1. FDA Publication: Comprehensive Translational Assessment of Human Induced Pluripotent Stem Cell Derived Cardiomyocytes for Evaluating Drug-Induced Arrhythmias
Ksenia Blinova and coworkers from FDA, as well as contributors from Zenas, University of Glasgow and Axion Biosciences, provide the to-date perhaps most comprehensive and clinically translational pharmacological assessment of iPSC-CMs.
In this report 26 drugs and 3 drug combinations, most with known QT prolongation and torsade de pointes (TdP) risk, were tested on iPSC-CM from two different commercial providers (Axiogenesis, CDI) using both high-throughput voltage-sensitive dye (VSD) and microelectrode-array (MEA) technologies. These assays are currently being validated for use in the Comprehensive in vitro Proarrhythmia Assay (CiPA).
Importantly, the concentrations used in these experiments began at clinical (Cmax) values and were increased to supraphysiological doses as an example of a “safety margin” assessment. Ultimately, this study focused on the correlation of in vitro action potential (APD) and field potential (FPD) duration to clinical QT prolongation. These results were correlated with experimentally determined ion channel block to provide insight into iPSC-CMs as an integrative model demonstrating multiple ion channel effects (MICE).
In the head-to-head comparison (see table above, reproduced from supplemental data, table IV), both cell types correctly did not identify any false positives (specificity = 1). Axiogenesis Cor.4U cardiomyocytes demonstrated better sensitivity than the iCells for predicting clinical APD90/FPDc prolongation as more true positives and fewer false negatives were identified.
Similarly, baseline inter- and intra-assay variation (COV) were also lower for Cor.4U as well and demonstrated good cross-platform consistency.
Importantly, the dual blocker ranolazine did not elicit arrhythmias in Cor.4U cells, whereas it did at higher doses in the iCells. This is consistent with a previously characterized, detectable late sodium current in Cor.4U and underscores the need for a physiological cell system to assess Multiple Ion Channel Effects (MICE).
For more details read the full article “Comprehensive Translational Assessment of Human Induced Pluripotent Stem Cell Derived Cardiomyocytes for Evaluating Drug-Induced Arrhythmias.”
2. The Use of Ratiometric Fluorescence Measurements of the Voltage Sensitive Dye DI-4-ANEPPS to Examine Action Potential Characteristics and Drug Effects on Human Induced Pluripotent stem Cell-Derived Cardiomyocytes
This report evaluated the use of high bandwidth photometry applied to voltage-sensitive fluorescent dyes (VSDs) to assess drug-induced changes in action potential characteristics of spontaneously active hiPSC-CM.

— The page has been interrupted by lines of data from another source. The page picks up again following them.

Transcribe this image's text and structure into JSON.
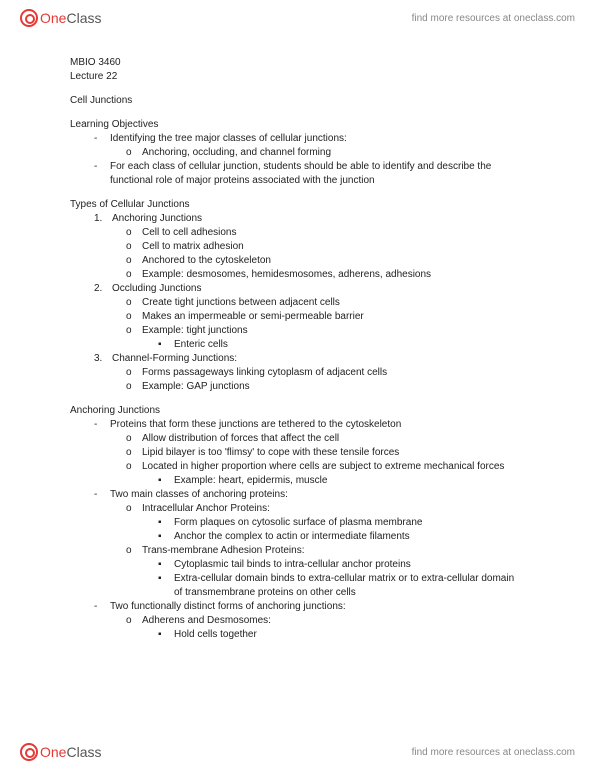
{
  "brand": {
    "one": "One",
    "class": "Class",
    "tagline": "find more resources at oneclass.com"
  },
  "meta": {
    "course": "MBIO 3460",
    "lecture": "Lecture 22",
    "topic": "Cell Junctions"
  },
  "lo": {
    "heading": "Learning Objectives",
    "i1": "Identifying the tree major classes of cellular junctions:",
    "i1a": "Anchoring, occluding, and channel forming",
    "i2": "For each class of cellular junction, students should be able to identify and describe the functional role of major proteins associated with the junction"
  },
  "types": {
    "heading": "Types of Cellular Junctions",
    "n1": "1.",
    "t1": "Anchoring Junctions",
    "t1a": "Cell to cell adhesions",
    "t1b": "Cell to matrix adhesion",
    "t1c": "Anchored to the cytoskeleton",
    "t1d": "Example: desmosomes, hemidesmosomes, adherens, adhesions",
    "n2": "2.",
    "t2": "Occluding Junctions",
    "t2a": "Create tight junctions between adjacent cells",
    "t2b": "Makes an impermeable or semi-permeable barrier",
    "t2c": "Example: tight junctions",
    "t2c1": "Enteric cells",
    "n3": "3.",
    "t3": "Channel-Forming Junctions:",
    "t3a": "Forms passageways linking cytoplasm of adjacent cells",
    "t3b": "Example: GAP junctions"
  },
  "anch": {
    "heading": "Anchoring Junctions",
    "p1": "Proteins that form these junctions are tethered to the cytoskeleton",
    "p1a": "Allow distribution of forces that affect the cell",
    "p1b": "Lipid bilayer is too 'flimsy' to cope with these tensile forces",
    "p1c": "Located in higher proportion where cells are subject to extreme mechanical forces",
    "p1c1": "Example: heart, epidermis, muscle",
    "p2": "Two main classes of anchoring proteins:",
    "p2a": "Intracellular Anchor Proteins:",
    "p2a1": "Form plaques on cytosolic surface of plasma membrane",
    "p2a2": "Anchor the complex to actin or intermediate filaments",
    "p2b": "Trans-membrane Adhesion Proteins:",
    "p2b1": "Cytoplasmic tail binds to intra-cellular anchor proteins",
    "p2b2": "Extra-cellular domain binds to extra-cellular matrix or to extra-cellular domain of transmembrane proteins on other cells",
    "p3": "Two functionally distinct forms of anchoring junctions:",
    "p3a": "Adherens and Desmosomes:",
    "p3a1": "Hold cells together"
  },
  "glyph": {
    "dash": "-",
    "o": "o",
    "sq": "▪"
  }
}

The objective of the study was to demonstrate that optical VSD dye recording from hiPSC-derived cardiomyocytes is a suitably assay system for CiPA and for drug discovery. Using this assay, the authors compared electrophysiological characteristics of two commercially available hiPSC-derived cardiomyocytes cell types (Cor.4U and iCells), “both of which are thought to represent a stable paradigm of human-derived cardiomyocytes.”
The effect of 3 blinded reference compounds nifedipine (L-type calcium channel blocker), E-4031 (pure hERG blocker), and ranolazine (hERG and late sodium current blocker) were assessed.
Cor.4U and iCells responded similarly to nifedipine. However, only Cor.4U cells revealed a statistically relevant shortening of the APD90 at lower concentrations.
Ranolazine, a clinically safe drug, did not induce arrhythmias in Cor.4U even at the highest test dose of 100 µM – i.e. Cor.4U predicted the clinic accurately. In contrast, iCell cardiomyocytes reveal induction of EAD and tachy-arrhythmic beating patterns (see figure 9 of the paper, with ranolazine effect depicted below).
According to the authors, “The mechanisms responsible for the complex cellular proarrhythmia observed with some (iCell) myocytes at supratherapeutic exposures of ranolazine are unclear.”
Taken together, the study by Hortigon-Vinagre clearly indicates that Cor.4U cardiomyocytes are the preferred cell model to assess cardiac pro-arrhythmic potential in vitro.